# Fish Species



## lain sorcer (Apr 10, 2005)

Recently I was strolling through Penny's Pets and I noticed that in the tanks they were selling aquatic plants in they had these adorable fish. I failed to get their name, however, since I wasn't sure which post-it was for the fish, if they were for sale, and all the people working there were busy. The larger one's were about an inch and they had stripes. I'm sorry that I can't describe them better, but I have a terrible memory... So I was wondering if anyone knew what kind of fish I might be describing. Any help would be greatly appreciated. Thank you


----------



## shev (Jan 18, 2005)

tiger barbs? what color were they?


----------



## lain sorcer (Apr 10, 2005)

They weren't tiger barbs, but they had sorta the same body shape.

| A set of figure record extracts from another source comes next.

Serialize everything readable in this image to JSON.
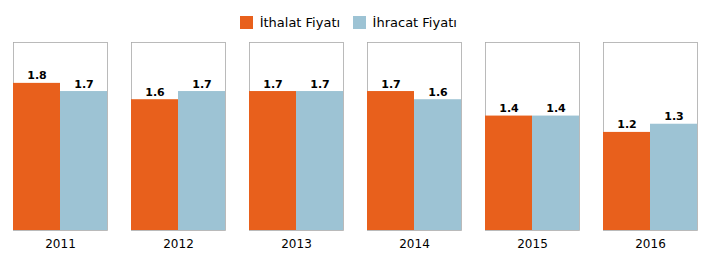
{
  "chart_data": {
    "type": "bar",
    "categories": [
      "2011",
      "2012",
      "2013",
      "2014",
      "2015",
      "2016"
    ],
    "series": [
      {
        "name": "İthalat Fiyatı",
        "color": "#E8601C",
        "values": [
          1.8,
          1.6,
          1.7,
          1.7,
          1.4,
          1.2
        ]
      },
      {
        "name": "İhracat Fiyatı",
        "color": "#9DC3D4",
        "values": [
          1.7,
          1.7,
          1.7,
          1.6,
          1.4,
          1.3
        ]
      }
    ],
    "ylim": [
      0,
      2.3
    ],
    "data_labels": true,
    "tick_labels": "x",
    "legend": "top",
    "grid": false
  }
}
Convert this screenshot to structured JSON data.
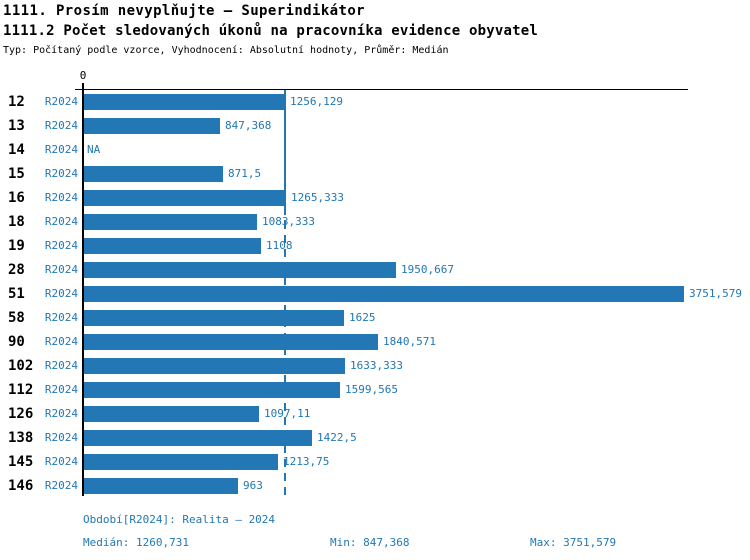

They were greyish brown from what I can remember. They all seemed to be very peaceful with each other.


----------



## shev (Jan 18, 2005)

spanner barbs? same body shape and brownish

http://www.brooklands.co.nz/tropical/spanbarb.htm

horizontal or vertical stripes?

there are a lot of striped fish out there...


----------



## lain sorcer (Apr 10, 2005)

Vertical, but i'll probably be going to Canada in the next few days anyway. I just wanted to see if I could find any information on the the fish before I bought them since they tend to tell you anything you want to hear to sell the fish... Hopefully they'll be happy in my aquarium. Thanks again for the help.


----------